5 But Fish offers insight into interpreting texts by broadening the model of reader/text interaction into a model of reader(s) and texts. By privileging the interpretations of communities of readers, Fish paves the way for new modes of reading and teaching that are based on dialogue and reader/community-centered learning. Ironically, however, Fish leaves the actual interactions between the members of communities mostly unexamined.(6) In part, this neglect is powered by a desire to conceptualize and abstract the process of interaction in theoretical terms.

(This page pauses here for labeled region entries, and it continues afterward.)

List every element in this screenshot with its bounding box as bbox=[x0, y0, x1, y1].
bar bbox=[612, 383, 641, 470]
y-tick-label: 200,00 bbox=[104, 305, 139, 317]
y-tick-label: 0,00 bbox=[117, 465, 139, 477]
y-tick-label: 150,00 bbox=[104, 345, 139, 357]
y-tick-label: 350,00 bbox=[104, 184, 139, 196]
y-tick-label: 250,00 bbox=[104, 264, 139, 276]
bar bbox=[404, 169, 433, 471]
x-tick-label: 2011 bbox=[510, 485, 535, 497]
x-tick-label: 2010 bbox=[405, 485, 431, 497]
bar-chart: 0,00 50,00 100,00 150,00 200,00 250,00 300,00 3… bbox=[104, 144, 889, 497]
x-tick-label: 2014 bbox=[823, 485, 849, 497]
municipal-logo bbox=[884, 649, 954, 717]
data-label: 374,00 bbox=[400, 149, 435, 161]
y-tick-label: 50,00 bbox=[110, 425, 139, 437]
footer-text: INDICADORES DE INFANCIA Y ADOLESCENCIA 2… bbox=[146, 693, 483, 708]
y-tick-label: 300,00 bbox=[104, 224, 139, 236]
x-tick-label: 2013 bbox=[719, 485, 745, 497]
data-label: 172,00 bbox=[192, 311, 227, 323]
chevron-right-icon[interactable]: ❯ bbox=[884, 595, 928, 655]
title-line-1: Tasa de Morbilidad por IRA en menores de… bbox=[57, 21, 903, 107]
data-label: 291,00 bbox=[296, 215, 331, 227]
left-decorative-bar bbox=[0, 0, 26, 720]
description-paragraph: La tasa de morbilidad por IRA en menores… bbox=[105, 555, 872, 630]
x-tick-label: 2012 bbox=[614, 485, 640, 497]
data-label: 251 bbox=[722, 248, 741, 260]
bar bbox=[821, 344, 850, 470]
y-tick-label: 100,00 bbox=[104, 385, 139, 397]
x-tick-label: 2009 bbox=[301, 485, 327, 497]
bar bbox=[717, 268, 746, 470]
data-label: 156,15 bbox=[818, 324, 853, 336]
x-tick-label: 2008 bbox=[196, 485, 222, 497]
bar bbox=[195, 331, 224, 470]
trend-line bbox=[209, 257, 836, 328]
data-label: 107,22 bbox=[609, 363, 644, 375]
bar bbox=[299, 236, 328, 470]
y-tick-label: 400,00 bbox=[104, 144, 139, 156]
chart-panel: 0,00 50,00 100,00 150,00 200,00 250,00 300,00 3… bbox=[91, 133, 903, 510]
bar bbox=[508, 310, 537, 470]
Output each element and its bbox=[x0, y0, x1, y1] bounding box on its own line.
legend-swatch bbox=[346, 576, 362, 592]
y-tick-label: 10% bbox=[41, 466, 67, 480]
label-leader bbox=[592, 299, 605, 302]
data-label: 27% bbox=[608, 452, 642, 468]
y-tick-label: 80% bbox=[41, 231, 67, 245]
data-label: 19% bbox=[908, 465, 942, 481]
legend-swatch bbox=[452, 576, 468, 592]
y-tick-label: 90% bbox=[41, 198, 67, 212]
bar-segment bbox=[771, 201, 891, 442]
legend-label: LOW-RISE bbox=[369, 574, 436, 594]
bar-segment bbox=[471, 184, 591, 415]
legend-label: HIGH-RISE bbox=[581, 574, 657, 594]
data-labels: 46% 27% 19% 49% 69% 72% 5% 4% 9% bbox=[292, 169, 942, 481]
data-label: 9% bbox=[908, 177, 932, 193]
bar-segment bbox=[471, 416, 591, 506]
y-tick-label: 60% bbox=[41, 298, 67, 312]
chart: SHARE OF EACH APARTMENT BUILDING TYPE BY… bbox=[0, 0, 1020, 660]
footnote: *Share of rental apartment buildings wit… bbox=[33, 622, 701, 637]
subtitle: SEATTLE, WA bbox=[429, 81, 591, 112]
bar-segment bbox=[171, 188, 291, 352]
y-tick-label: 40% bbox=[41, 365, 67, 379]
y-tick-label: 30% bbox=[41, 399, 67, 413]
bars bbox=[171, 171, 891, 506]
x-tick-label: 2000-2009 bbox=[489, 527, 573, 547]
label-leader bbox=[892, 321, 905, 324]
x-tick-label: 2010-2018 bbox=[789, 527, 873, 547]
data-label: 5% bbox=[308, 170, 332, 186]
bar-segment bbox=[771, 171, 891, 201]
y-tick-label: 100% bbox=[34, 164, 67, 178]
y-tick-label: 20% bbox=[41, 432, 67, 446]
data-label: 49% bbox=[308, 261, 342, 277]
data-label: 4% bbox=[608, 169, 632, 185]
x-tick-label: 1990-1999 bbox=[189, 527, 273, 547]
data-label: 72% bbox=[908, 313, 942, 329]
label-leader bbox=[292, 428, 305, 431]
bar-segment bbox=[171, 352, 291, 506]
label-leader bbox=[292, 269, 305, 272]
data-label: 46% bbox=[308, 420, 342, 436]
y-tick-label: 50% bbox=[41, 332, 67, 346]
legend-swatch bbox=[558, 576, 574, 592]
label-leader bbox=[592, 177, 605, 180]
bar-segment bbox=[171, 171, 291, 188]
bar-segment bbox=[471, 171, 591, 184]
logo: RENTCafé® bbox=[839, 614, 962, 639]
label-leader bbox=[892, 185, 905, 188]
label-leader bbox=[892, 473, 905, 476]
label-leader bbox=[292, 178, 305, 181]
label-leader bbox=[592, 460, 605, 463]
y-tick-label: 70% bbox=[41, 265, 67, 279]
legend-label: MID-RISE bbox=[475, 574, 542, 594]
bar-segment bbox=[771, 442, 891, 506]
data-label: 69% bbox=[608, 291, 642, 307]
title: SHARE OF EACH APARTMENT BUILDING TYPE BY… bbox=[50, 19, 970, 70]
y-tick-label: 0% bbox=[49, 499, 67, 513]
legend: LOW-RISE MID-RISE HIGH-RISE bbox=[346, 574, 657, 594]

6 At the same time, however, concretely examining the process of interpretation within a community is difficult, since it is so hard to see that process in action. When readers consider one possibility or another before selecting an interpretation, there is little record of it. Studies might ask readers to perform speak-out-loud protocols as they interpret a text and so develop some sense of the process of interpretation, but even this record would list only the individual's assessment of the process and might not speak directly to how that process is affected by the forces of communities. Electronic discussion forums that are reader-created and linked to textual passages like those at WORP may allow us to consider a model of reading that is based on the interaction with the text envisioned by Iser and that takes place with and within the communities pictured by Fish.